Avusturya Haber Ajansı iktidarı sorgulayabiliyor da Anadolu Ajansı neden sorgulayamıyor?
Avusturya’nın resmi haber ajansı APA’nın yayımladığı son “Demokrasi Monitörü” araştırması, ülkede siyasete, dolayısıyla mevcut iktidara ve geçmiş yönetimlere duyulan güvenin tarihsel olarak en düşük seviyeye indiğini ortaya koydu. Ancak bu yeni bir gelişme değil. APA ve devlet televizyonu ORF bunu gerekli gördüğü durumlarda, yapılması gerektiği gibi yayınlıyorlar.
ORF televizyon kanalının en ünlü gazeteci ve haber programı yapımcısı Armin Wolf, bir dönemin başbakanına, göçmenlerin arkasında durarak; yalan söylüyorsunuz deme cesaretini canlı yayında göstermiştir.
Günümüze dönecek olursak, yapılan anket iktidarı ve genel anlamda devlet siyasetine olan güvensizliğin artığını gösteriyor.
Bugün yalnızca her üç Avusturyalıdan biri siyasal sistemin “iyi işlediğini” düşünüyor.
2018’de bu oran yüzde 64 idi.
Olumsuz eğilim özellikle seçilmiş kurumları ve seçilmiş kişileri etkiliyor. Federal Cumhurbaşkanına duyulan güven yüzde 48 [2018’de yüzde 58], Ulusal Meclis’e duyulan güven yüzde 41 [2018’de yüzde 48] ve Federal Hükûmete duyulan güven ise yüzde 32 [2018’de yüzde 43] seviyesine düşmüş durumda.
Araştırmacıya göre bu gelişme, yalnızca Avusturya’ya özgü değil; Batı demokrasilerinin çoğunda benzer bir tablo gözlemleniyor.
Buna karşın Avusturya’da polise duyulan güven yüzde 73, mahkemelere duyulan güven yüzde 64 ve kamu yönetimine duyulan güven yüzde 60 seviyesinde. Dahası, bu alanlardaki güven oranları 2018’den bu yana neredeyse hiç değişmemiş.

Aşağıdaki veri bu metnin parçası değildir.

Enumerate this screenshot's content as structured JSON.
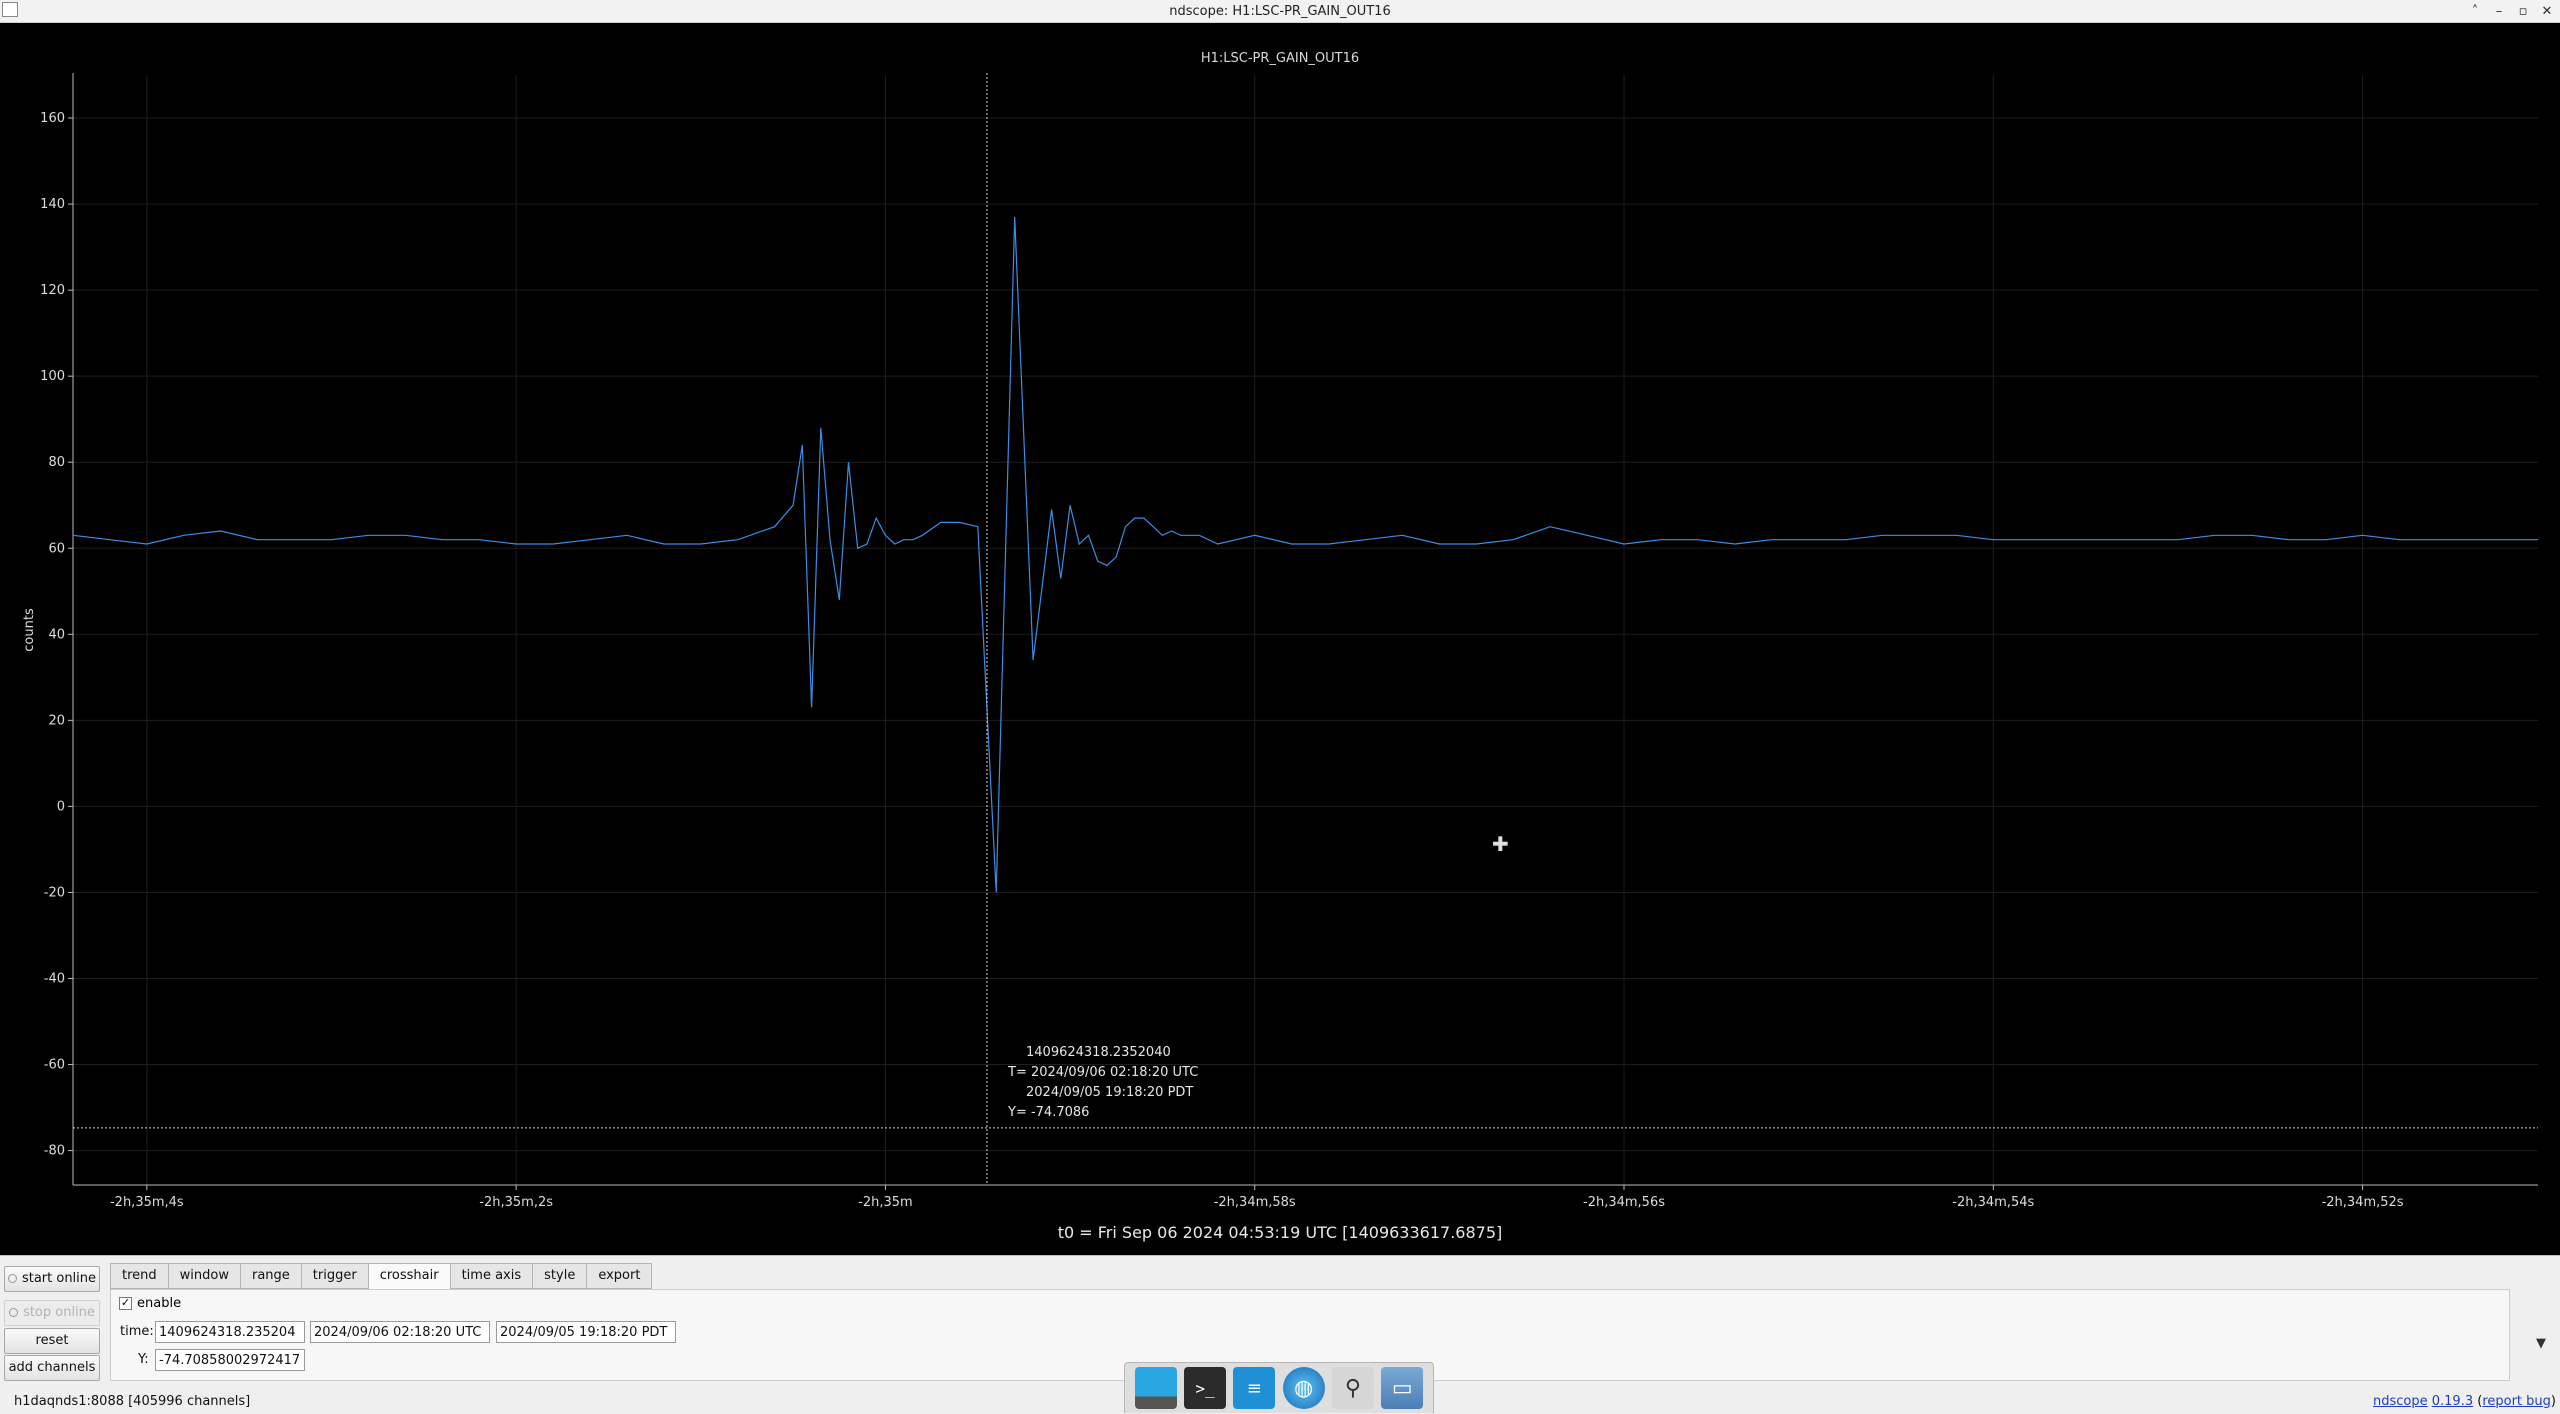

Bu tablo, ekonomik baskıların, enflasyonun ve “benim çıkarımı kimse temsil etmiyor” hissiyatının toplum genelinde sert biçimde biriktiğini gösteriyor.
Ama burada dikkat çekici bir başka gerçek daha var:
Bu araştırmayı yayımlayan medya kurumları hükümetten maaş almıyor.
Bu nedenle siyasal iktidarın canını acıtan sonuçlar bile sansürlenmeden kamuoyuna aktarılabiliyor.
Türkiye ile karşılaştırıldığında asıl kritik fark tam da burada ortaya çıkıyor.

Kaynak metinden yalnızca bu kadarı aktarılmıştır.